For the most current pricing details and specific feature breakdowns for each tier, refer to the official LangSmith pricing page.

Common integrations

  • LangChain: Deep integration with the LangChain framework for Python and JavaScript/TypeScript, allowing automatic tracing of chains, agents, and LLM calls LangChain integration guide.
  • OpenAI API: Direct integration for tracing calls made to OpenAI models, including GPT-3.5 and GPT-4 Tracing OpenAI calls.
  • Anthropic API: Support for tracing interactions with Anthropic's Claude models Tracing Anthropic calls.
  • Hugging Face Transformers: Compatibility for tracing models hosted on Hugging Face or run locally using the Transformers library Tracing Hugging Face models.
  • Custom LLM Providers: Ability to integrate and trace calls to other custom or proprietary LLM providers through custom instrumentation.

Alternatives

  • Arize AI: An ML observability platform offering monitoring, root cause analysis, and explainability for various machine learning models, including LLMs.
  • Weights & Biases: A MLOps platform providing experiment tracking, model versioning, and dataset management, with features applicable to LLM development and evaluation.
  • Helicone: An open-source and hosted platform for LLM observability, offering caching, rate limiting, and cost monitoring alongside tracing and logging capabilities.

Getting started

To begin using LangSmith, you typically start by installing the client library and configuring your environment with an API key. The following Python example demonstrates how to set up tracing for a simple LangChain LLM application. This setup allows LangSmith to automatically capture the execution details of your LLM calls and chains.

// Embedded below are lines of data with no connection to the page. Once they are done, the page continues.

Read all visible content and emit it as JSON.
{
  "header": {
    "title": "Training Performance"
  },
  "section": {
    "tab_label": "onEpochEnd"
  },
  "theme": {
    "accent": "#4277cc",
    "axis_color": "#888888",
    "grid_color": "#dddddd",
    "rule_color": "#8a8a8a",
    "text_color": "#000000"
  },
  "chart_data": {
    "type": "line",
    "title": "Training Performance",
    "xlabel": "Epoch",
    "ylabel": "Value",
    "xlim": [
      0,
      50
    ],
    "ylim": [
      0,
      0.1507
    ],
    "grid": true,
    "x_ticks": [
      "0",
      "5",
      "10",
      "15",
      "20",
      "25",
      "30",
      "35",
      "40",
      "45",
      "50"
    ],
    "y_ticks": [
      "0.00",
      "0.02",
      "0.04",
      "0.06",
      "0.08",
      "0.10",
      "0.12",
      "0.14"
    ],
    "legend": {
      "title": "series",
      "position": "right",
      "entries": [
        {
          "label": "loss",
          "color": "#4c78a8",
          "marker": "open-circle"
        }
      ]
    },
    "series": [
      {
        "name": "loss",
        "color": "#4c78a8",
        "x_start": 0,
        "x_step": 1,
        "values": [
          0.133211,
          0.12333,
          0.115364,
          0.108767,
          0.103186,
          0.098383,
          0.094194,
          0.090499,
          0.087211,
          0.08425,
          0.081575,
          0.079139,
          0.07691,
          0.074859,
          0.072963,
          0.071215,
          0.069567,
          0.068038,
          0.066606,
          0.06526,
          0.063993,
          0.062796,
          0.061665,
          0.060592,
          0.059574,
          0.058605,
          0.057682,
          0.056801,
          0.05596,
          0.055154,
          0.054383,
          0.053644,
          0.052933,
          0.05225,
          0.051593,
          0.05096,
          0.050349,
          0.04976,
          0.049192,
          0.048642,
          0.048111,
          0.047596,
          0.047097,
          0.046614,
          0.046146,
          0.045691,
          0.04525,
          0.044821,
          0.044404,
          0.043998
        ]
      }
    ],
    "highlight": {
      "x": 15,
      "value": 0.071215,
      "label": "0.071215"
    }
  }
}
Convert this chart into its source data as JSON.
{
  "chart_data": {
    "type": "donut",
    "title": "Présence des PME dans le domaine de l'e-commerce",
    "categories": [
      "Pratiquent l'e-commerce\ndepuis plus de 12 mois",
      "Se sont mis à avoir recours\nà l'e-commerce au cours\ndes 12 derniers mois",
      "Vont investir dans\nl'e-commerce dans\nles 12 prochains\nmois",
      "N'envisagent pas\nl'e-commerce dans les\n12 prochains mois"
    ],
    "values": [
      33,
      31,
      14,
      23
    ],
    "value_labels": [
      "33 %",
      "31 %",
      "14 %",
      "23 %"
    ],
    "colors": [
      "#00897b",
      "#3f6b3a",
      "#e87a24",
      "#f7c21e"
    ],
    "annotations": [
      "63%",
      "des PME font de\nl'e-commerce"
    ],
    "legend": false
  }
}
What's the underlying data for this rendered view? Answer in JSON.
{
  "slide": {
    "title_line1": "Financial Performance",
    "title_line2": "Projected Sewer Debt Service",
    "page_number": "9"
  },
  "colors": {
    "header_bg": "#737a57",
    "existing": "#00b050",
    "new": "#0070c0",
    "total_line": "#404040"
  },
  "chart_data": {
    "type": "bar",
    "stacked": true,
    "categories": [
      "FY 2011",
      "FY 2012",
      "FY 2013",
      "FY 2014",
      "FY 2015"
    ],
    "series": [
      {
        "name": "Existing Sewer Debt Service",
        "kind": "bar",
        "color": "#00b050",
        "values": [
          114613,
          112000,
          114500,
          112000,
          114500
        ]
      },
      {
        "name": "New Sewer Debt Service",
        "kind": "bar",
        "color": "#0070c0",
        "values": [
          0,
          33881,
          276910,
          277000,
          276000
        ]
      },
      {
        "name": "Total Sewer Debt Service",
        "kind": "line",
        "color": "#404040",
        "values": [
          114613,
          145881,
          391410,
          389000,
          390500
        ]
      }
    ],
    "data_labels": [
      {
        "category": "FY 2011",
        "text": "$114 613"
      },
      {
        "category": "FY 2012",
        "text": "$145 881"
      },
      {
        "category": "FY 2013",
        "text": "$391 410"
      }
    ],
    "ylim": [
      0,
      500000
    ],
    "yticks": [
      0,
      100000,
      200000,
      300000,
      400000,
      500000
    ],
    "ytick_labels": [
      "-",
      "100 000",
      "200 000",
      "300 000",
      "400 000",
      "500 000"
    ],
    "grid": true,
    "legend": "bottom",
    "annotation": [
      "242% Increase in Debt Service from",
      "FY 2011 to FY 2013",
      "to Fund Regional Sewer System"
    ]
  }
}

First, ensure you have the necessary libraries installed:

pip install langchain langchain-openai langsmith

Next, configure your environment variables with your LangSmith API key and project name, along with your OpenAI API key:

export LANGCHAIN_TRACING_V2="true"
export LANGCHAIN_API_KEY="<your_langsmith_api_key>"
export LANGCHAIN_PROJECT="MyFirstLLMApp"
export OPENAI_API_KEY="<your_openai_api_key>"

Now, you can write a simple Python script to use LangChain with an OpenAI LLM. LangSmith will automatically trace the execution when LANGCHAIN_TRACING_V2 is set to true.

from langchain_openai import ChatOpenAI
from langchain_core.prompts import ChatPromptTemplate
from langchain_core.output_parsers import StrOutputParser

# Initialize the LLM
llm = ChatOpenAI(model="gpt-4o", temperature=0.7)

# Define a simple prompt template
prompt = ChatPromptTemplate.from_messages([
    ("system", "You are a helpful AI assistant."),
    ("user", "{question}")
])

# Create a simple chain
chain = prompt | llm | StrOutputParser()

# Invoke the chain
response = chain.invoke({"question": "What is the capital of France?"})
print(f"LLM Response: {response}")

response_two = chain.invoke({"question": "Tell me a short story about a brave knight."})
print(f"LLM Response: {response_two}")

After running this script, you can visit your LangSmith project dashboard to view the traces generated by these LLM calls. Each invocation of the chain will appear as a separate run, detailing the prompt, LLM response, and any intermediate steps. This initial setup provides immediate visibility into your LLM application's behavior, which is a foundational step for debugging and evaluation. For more advanced configurations and integration patterns, consult the LangSmith official documentation.